HebrewNer is a named entity recognition package for Hebrew. Named Entity recognition is a form of information extraction in which we seek to classify every word in a document as being a person-name, organization, location, date, time monetary value, percentage, or “none of the above”. The significance of task is mostly due to the marketing potential of the exact Named Entity recognition system. Such system could contribute a lot in many areas, like: development of more exact search engine, machine translation, general organization and indexation of the documents and books. Named Entity recognition is a foundation for work on more complex information extraction tasks.

In European language the problem, at least on the surface, doesn’t seem to be very complicated - since most of the named entities start with capital letter.

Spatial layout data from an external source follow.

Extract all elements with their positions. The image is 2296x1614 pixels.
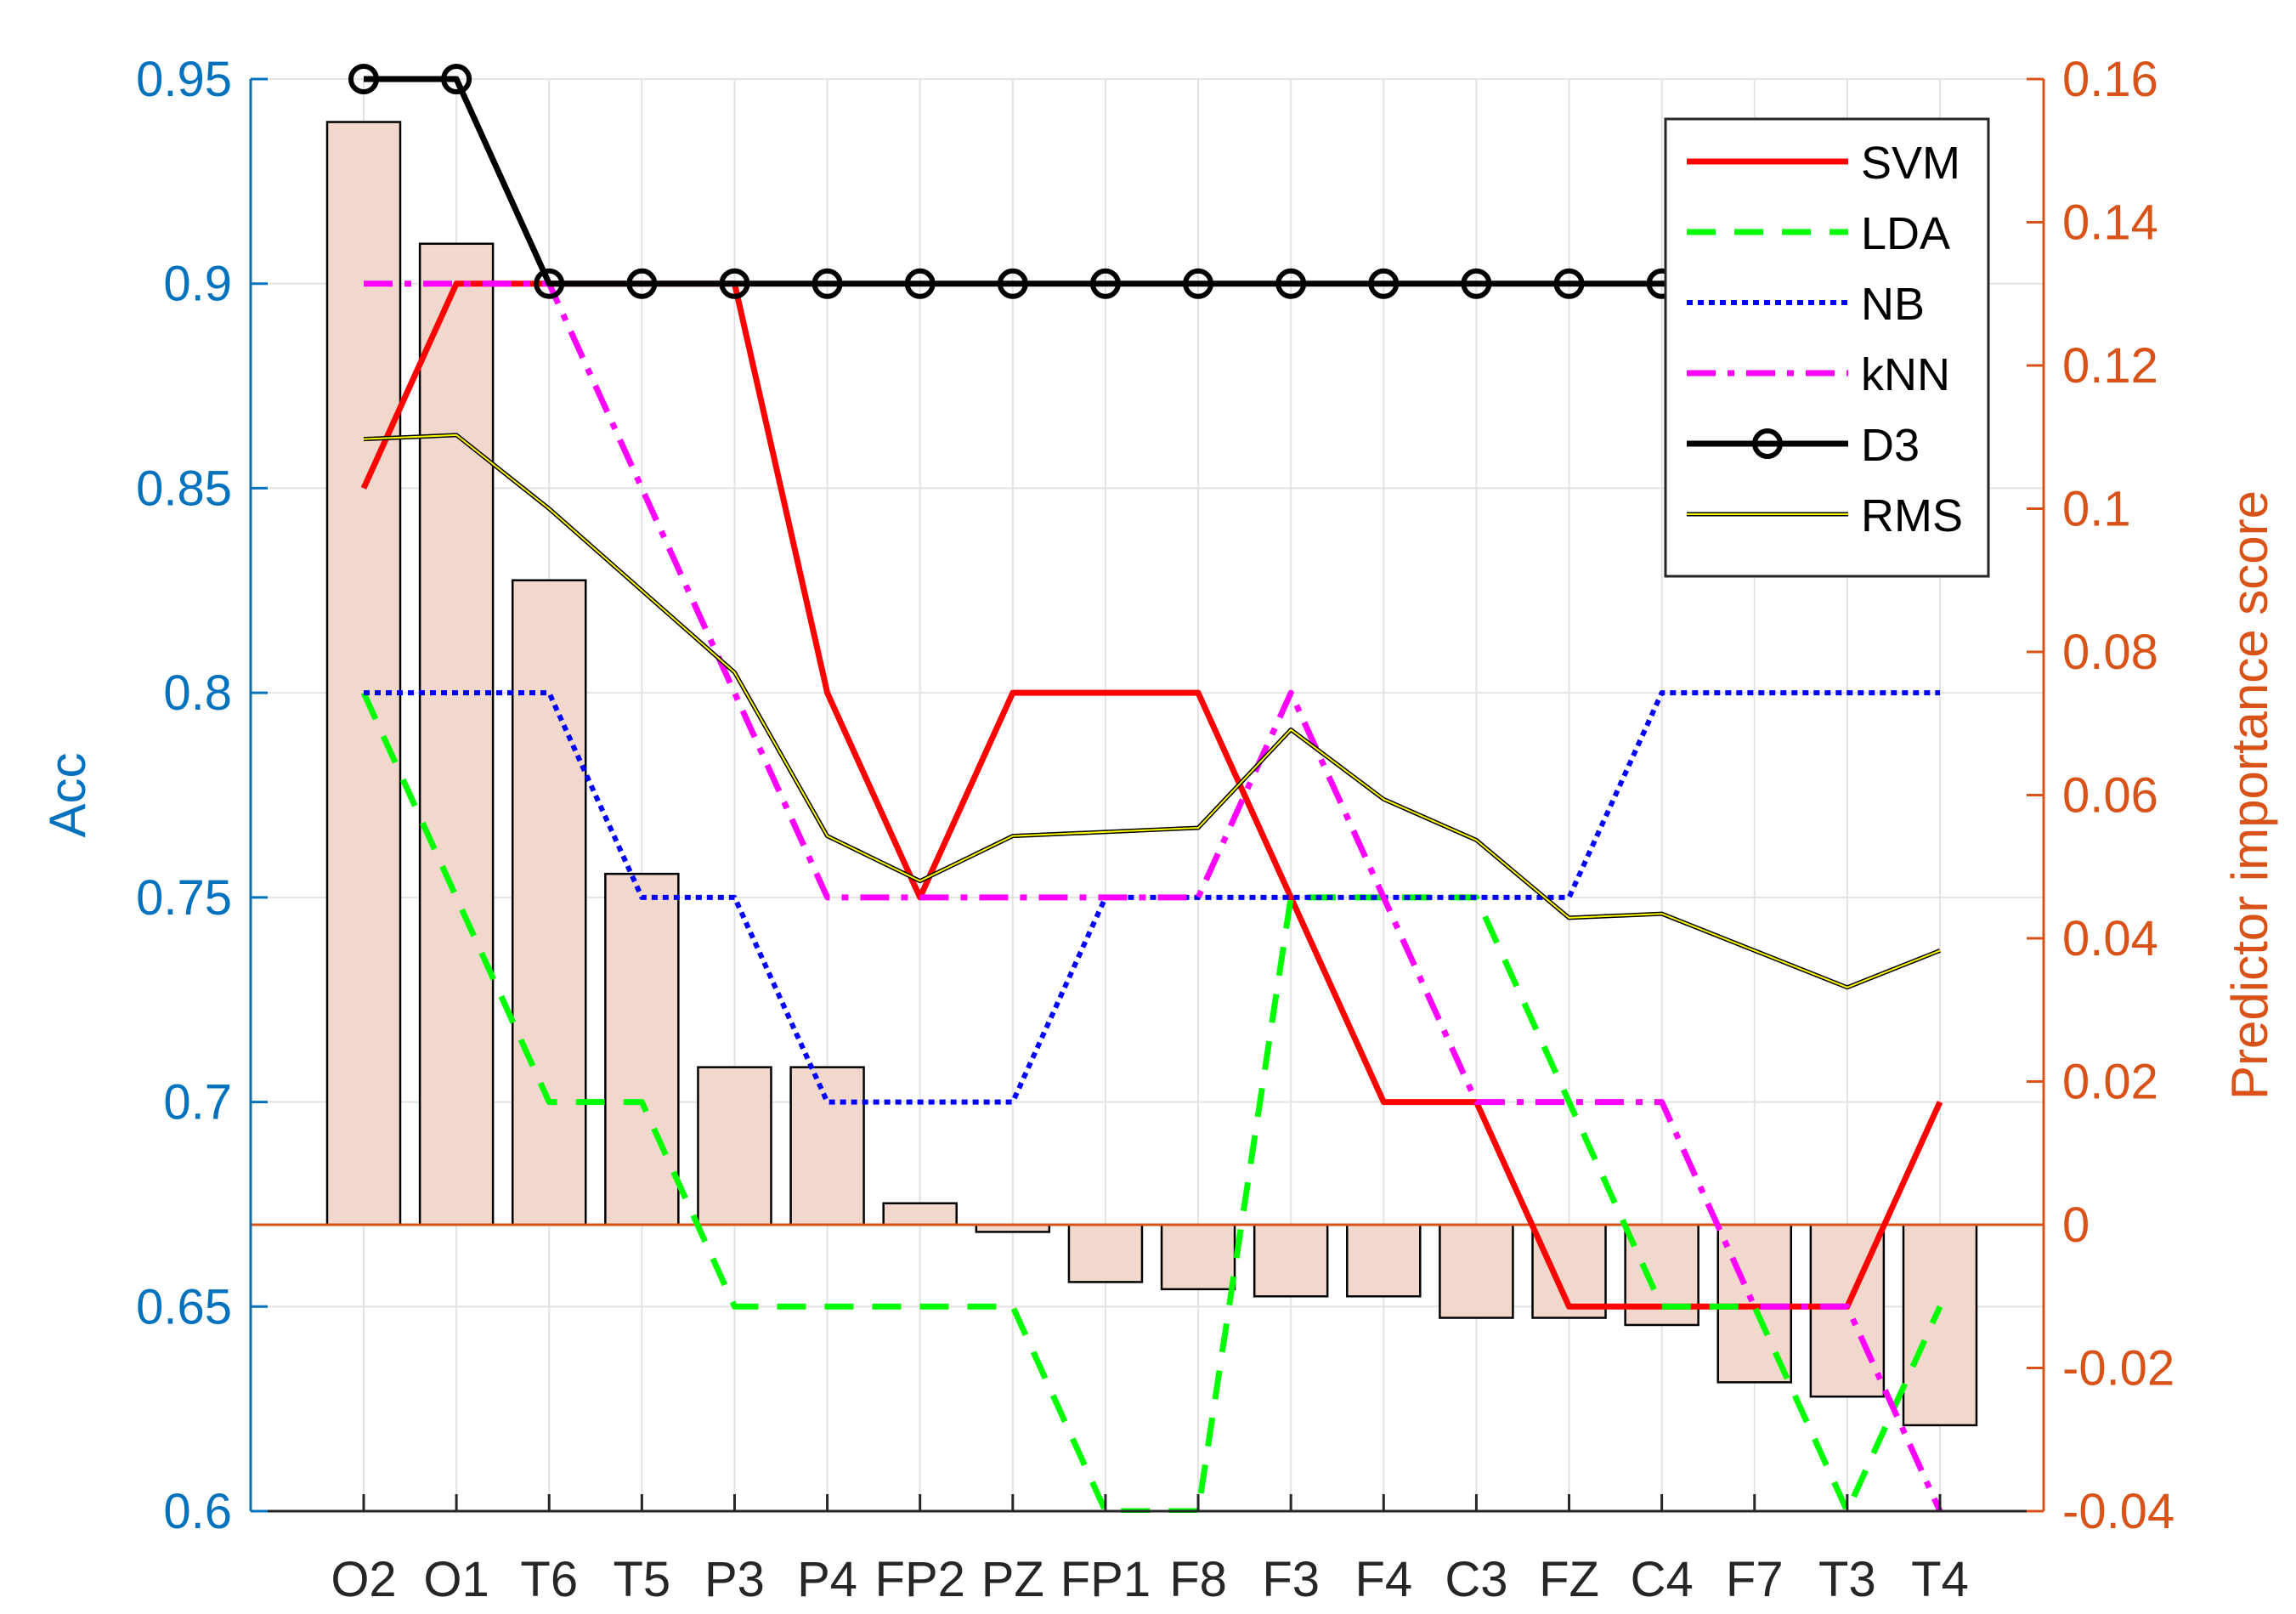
right-axis-label: Predictor importance score (2221, 490, 2278, 1100)
point-D3-P3 (719, 268, 750, 299)
x-tick-label: P3 (704, 1552, 765, 1607)
x-tick-label: PZ (981, 1552, 1044, 1607)
bar-F3 (1253, 1223, 1329, 1298)
left-tick-label: 0.65 (136, 1279, 232, 1334)
point-D3-F4 (1368, 268, 1400, 299)
right-tick-label: 0.16 (2062, 52, 2158, 107)
legend-label-SVM: SVM (1861, 138, 1960, 189)
point-D3-O1 (441, 64, 472, 94)
left-tick-label: 0.9 (163, 257, 232, 312)
bar-C4 (1624, 1223, 1699, 1327)
legend-label-D3: D3 (1861, 420, 1920, 471)
left-tick-label: 0.8 (163, 665, 232, 721)
bar-T4 (1902, 1223, 1978, 1427)
left-tick-label: 0.6 (163, 1484, 232, 1539)
x-tick-label: F4 (1354, 1552, 1412, 1607)
right-tick-label: -0.04 (2062, 1484, 2174, 1539)
point-D3-O2 (348, 64, 379, 94)
series-line-LDA (360, 691, 1943, 1513)
point-D3-P4 (812, 268, 843, 299)
point-D3-T6 (534, 268, 565, 299)
series-line-RMS (363, 433, 1941, 988)
left-tick-label: 0.85 (136, 461, 232, 516)
bar-FP1 (1067, 1223, 1144, 1283)
x-tick-label: FZ (1539, 1552, 1599, 1607)
bar-P4 (789, 1066, 865, 1226)
point-D3-FP1 (1089, 268, 1121, 299)
point-D3-FP2 (904, 268, 936, 299)
bar-O2 (325, 121, 402, 1226)
right-tick-label: 0.12 (2062, 338, 2158, 394)
bar-F8 (1160, 1223, 1236, 1291)
legend-label-kNN: kNN (1861, 349, 1950, 400)
bar-O1 (418, 242, 495, 1226)
bar-T5 (604, 872, 680, 1226)
right-tick-label: 0.02 (2062, 1055, 2158, 1110)
series-line-NB (364, 690, 1940, 1105)
left-axis-label: Acc (39, 752, 96, 837)
left-tick-label: 0.7 (163, 1075, 232, 1130)
left-tick-label: 0.75 (136, 870, 232, 926)
legend-marker-D3 (1752, 428, 1783, 459)
legend: SVM LDA NB kNN D3 RMS (1664, 117, 1990, 578)
right-tick-label: -0.02 (2062, 1341, 2174, 1396)
point-D3-PZ (997, 268, 1028, 299)
bars (325, 121, 1978, 1427)
legend-box (1664, 117, 1990, 578)
x-tick-label: T3 (1818, 1552, 1876, 1607)
legend-label-RMS: RMS (1861, 490, 1963, 541)
right-tick-label: 0.06 (2062, 768, 2158, 824)
point-D3-F8 (1183, 268, 1214, 299)
right-tick-label: 0.14 (2062, 195, 2158, 251)
x-tick-label: T4 (1911, 1552, 1969, 1607)
right-tick-label: 0.04 (2062, 911, 2158, 966)
x-tick-label: F7 (1726, 1552, 1784, 1607)
x-tick-label: O2 (331, 1552, 396, 1607)
legend-label-LDA: LDA (1861, 208, 1950, 259)
x-tick-label: T6 (520, 1552, 578, 1607)
bar-P3 (697, 1066, 772, 1226)
x-tick-label: FP1 (1060, 1552, 1151, 1607)
point-D3-T5 (626, 268, 658, 299)
x-tick-label: C3 (1445, 1552, 1507, 1607)
right-tick-label: 0.08 (2062, 625, 2158, 680)
x-tick-label: F3 (1262, 1552, 1320, 1607)
bar-F4 (1346, 1223, 1422, 1298)
bar-C3 (1439, 1223, 1514, 1319)
x-tick-label: P4 (797, 1552, 857, 1607)
series-line-kNN (364, 280, 1943, 1513)
x-tick-label: FP2 (875, 1552, 965, 1607)
legend-label-NB: NB (1861, 279, 1925, 330)
bar-FP2 (882, 1202, 958, 1226)
point-D3-FZ (1553, 268, 1585, 299)
left-tick-label: 0.95 (136, 52, 232, 107)
x-tick-label: T5 (614, 1552, 671, 1607)
x-tick-label: O1 (423, 1552, 489, 1607)
x-tick-label: F8 (1169, 1552, 1227, 1607)
x-tick-label: C4 (1631, 1552, 1694, 1607)
right-tick-label: 0 (2062, 1198, 2090, 1253)
bar-T6 (511, 579, 587, 1226)
right-tick-label: 0.1 (2062, 482, 2131, 537)
axes: 0.6 0.65 0.7 0.75 0.8 0.85 0.9 0.95 -0.04 -0.02 0 0… (39, 52, 2278, 1607)
point-D3-C3 (1461, 268, 1492, 299)
point-D3-F3 (1275, 268, 1307, 299)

However, in Hebrew we don’t use capital letter that complicates a problem a lot. Additional difficulties are caused by the large ambiguity of the Hebrew language. Many other qualities, unique to Hebrew language and culture, might influence the Named Entity recognition problem. For example: smihut, Hebrew calendar, agglutination and etc…

In order to address those issues, we used a maximum entropy probabilistic modeling technique. Our system constructs a statistic-probabilistic model that is able to evaluate the likelihood of every word to be in one of mentioned above categories.